One approach to dealing with high frequency data is to calculate an aggregate statistic, such as a percentile, at each source and send only that data. The problem with this approach is that performing an aggregate of a percentile (such as a 95th percentile from a variety of sources) does not yield an accurate and valid percentile with high velocity metrics. That might mean that even though you have an outlier in some of the source data, it becomes obscured by all the other data.

To address high frequency data, Wavefront supports histograms – a mechanism to compute, store, and use distributions of metrics. A Wavefront histogram is a distribution of metrics collected and computed by the Wavefront proxy (4.12 and later), or sent to the Wavefront service via direct ingestion. To indicate that metrics should be treated as histogram data, the user can:

  • Send the metrics to a histogram proxy port – either 2878 (Wavefront proxy 4.29 or later) or 40000 (earlier proxy versions).
  • Specify f=histogram as part of the direct ingestion command.

The Wavefront service rewrites the metric by adding the extension .m, .h. or .d. You can query histograms with a set of functions and display them using Histogram charts or other chart types.

Wavefront Histogram Distributions

Wavefront creates distributions by aggregating metrics into bins. The following figure illustrates a distribution of 205 points that range in value from 0 to 120 at t = 1 minute, into bins of size 10.

histogram

The following table lists the distribution of one metric at successive minutes. The first row of the table contains the distribution illustrated in the figure. The following rows show how the distribution evolves over successive minutes.

Time (minute)Distribution (number of points)
1 [2, 1, 9, 20, 31, 40, 40, 29, 19, 10, 2, 2]
2 [2, 1, 9, 22, 31, 38, 41, 28, 17, 11, 3, 2]
3 [1, 2, 10, 21, 31, 39, 40, 29, 19, 10, 1, 2]
4 [2, 1, 9, 19, 29, 40, 41, 31, 20, 10, 1, 2]

The Wavefront histogram bin size is computed using a T-digest algorithm, which retains better accuracy at the distribution edges where outliers typically arise. In the algorithm, bin size is not uniform (unlike the histogram illustrated above). However, the bin size that the algorithm selects is irrelevant.

Wavefront histograms do not store each actual data point value that is fed to it. Instead, histograms store the quantiles calculated from histogram points, which are estimates within a certain margin of error.

Histogram Metric Aggregation Intervals

Wavefront supports aggregating metrics by the minute, hour, or day. Intervals start and end on the minute, hour, or day, depending on the granularity that you choose. For example, day-long intervals start at the beginning of each day, UTC time zone.

The aggregation intervals do not overlap.

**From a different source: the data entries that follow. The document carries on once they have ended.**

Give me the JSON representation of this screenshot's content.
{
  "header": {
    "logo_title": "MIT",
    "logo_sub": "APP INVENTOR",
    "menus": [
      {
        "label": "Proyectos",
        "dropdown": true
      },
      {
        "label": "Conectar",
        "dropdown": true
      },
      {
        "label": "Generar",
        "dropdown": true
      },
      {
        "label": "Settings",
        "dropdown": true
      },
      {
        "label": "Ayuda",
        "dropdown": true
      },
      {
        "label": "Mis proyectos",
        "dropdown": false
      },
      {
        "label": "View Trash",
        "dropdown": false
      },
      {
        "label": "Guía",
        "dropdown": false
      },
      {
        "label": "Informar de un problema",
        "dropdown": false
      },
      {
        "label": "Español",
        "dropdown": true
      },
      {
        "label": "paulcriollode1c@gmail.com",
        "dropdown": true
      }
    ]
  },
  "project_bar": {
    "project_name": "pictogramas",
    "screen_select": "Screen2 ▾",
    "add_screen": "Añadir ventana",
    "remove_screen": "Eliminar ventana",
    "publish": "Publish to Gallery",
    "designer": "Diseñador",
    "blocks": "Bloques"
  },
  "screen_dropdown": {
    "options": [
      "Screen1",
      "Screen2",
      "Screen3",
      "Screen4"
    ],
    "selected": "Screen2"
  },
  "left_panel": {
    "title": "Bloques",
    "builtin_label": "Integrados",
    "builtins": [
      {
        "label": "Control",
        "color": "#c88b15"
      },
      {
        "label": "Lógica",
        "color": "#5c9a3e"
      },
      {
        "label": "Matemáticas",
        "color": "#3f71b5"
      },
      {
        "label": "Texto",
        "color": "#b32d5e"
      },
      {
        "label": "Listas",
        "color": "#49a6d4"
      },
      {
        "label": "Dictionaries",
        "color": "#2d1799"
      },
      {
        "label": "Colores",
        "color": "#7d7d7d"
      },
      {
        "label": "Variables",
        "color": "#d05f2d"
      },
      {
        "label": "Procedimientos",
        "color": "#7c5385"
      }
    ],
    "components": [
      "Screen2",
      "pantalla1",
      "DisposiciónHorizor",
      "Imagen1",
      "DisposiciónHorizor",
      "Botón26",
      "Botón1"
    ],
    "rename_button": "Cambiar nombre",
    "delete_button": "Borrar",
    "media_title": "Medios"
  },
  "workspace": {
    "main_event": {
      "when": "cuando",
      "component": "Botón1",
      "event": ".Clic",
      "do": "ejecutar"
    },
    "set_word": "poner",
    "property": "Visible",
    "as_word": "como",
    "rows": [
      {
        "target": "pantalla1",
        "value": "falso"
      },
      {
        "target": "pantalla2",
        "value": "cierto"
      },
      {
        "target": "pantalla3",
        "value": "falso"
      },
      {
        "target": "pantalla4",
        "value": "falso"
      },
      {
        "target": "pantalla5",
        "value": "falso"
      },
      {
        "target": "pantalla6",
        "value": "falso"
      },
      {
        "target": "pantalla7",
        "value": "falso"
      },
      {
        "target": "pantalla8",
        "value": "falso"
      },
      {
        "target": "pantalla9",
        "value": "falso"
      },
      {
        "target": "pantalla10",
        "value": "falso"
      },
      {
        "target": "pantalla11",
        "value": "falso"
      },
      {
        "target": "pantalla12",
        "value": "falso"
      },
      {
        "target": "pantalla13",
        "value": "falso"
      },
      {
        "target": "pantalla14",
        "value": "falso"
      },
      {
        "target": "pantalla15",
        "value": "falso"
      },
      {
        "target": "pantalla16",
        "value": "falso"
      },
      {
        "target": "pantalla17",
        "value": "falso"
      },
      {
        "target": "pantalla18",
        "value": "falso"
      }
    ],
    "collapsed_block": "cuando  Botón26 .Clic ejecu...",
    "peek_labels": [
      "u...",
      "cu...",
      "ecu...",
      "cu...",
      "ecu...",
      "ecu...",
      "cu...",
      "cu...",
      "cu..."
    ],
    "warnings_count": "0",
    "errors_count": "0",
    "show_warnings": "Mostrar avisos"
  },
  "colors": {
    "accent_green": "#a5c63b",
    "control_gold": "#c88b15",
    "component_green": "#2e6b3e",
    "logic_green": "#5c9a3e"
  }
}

If you are aggregating by the minute, a value reported at 13:58:37 is assigned to the interval [13:58:00;13:59:00]. If no metrics are sent during an interval, no histogram points are recorded.

Sending Histogram Distributions

A histogram distribution allows you to combine multiple points into a complex value that has a single timestamp.

To send a histogram distribution to the Wavefront proxy:

  • Send to the distribution port listed in the table in Histogram Proxy Ports.

  • Use the following format:

    {!M | !H | !D} [<timestamp>] #<points> <metricValue> [... #<points> <metricValue>]
     <metricName> source=<source>
     [<pointTagKey1>=<value1> ... <pointTagKeyN>=<valueN>]
    

    where

    • {!M | !H | !D} identifies the aggregation interval (minute, hour, or day) used when computing the distribution
    • points is the number of points.
    • all elements not enclosed in square brackets, including the source, are required elements.

    For example:

    !M 1493773500 #20 30 #10 5 request.latency source=appServer1 region=us-west
    

    is a distribution that sends 20 points of the metric request.latency with value 30, and 10 points with value 5, that have been aggregated into minute intervals.

You can also send a histogram distribution using direct ingestion. In that case, you must include f=histogram or your data are treated as metrics even if you use histogram data format.

You can use histogram configuration properties to customize how the Wavefront proxy handles histogram data.

Histogram Example

Suppose you want to send the following points to the Wavefront proxy:

10, 20, 20, 30, 40, 100, 100

If you want an hourly aggregation, you can send those points as a distribution to the histogram distribution listener port:

  • By default, port 2878 for proxy 4.29 and later.
  • By default, 40000 for earlier proxy versions.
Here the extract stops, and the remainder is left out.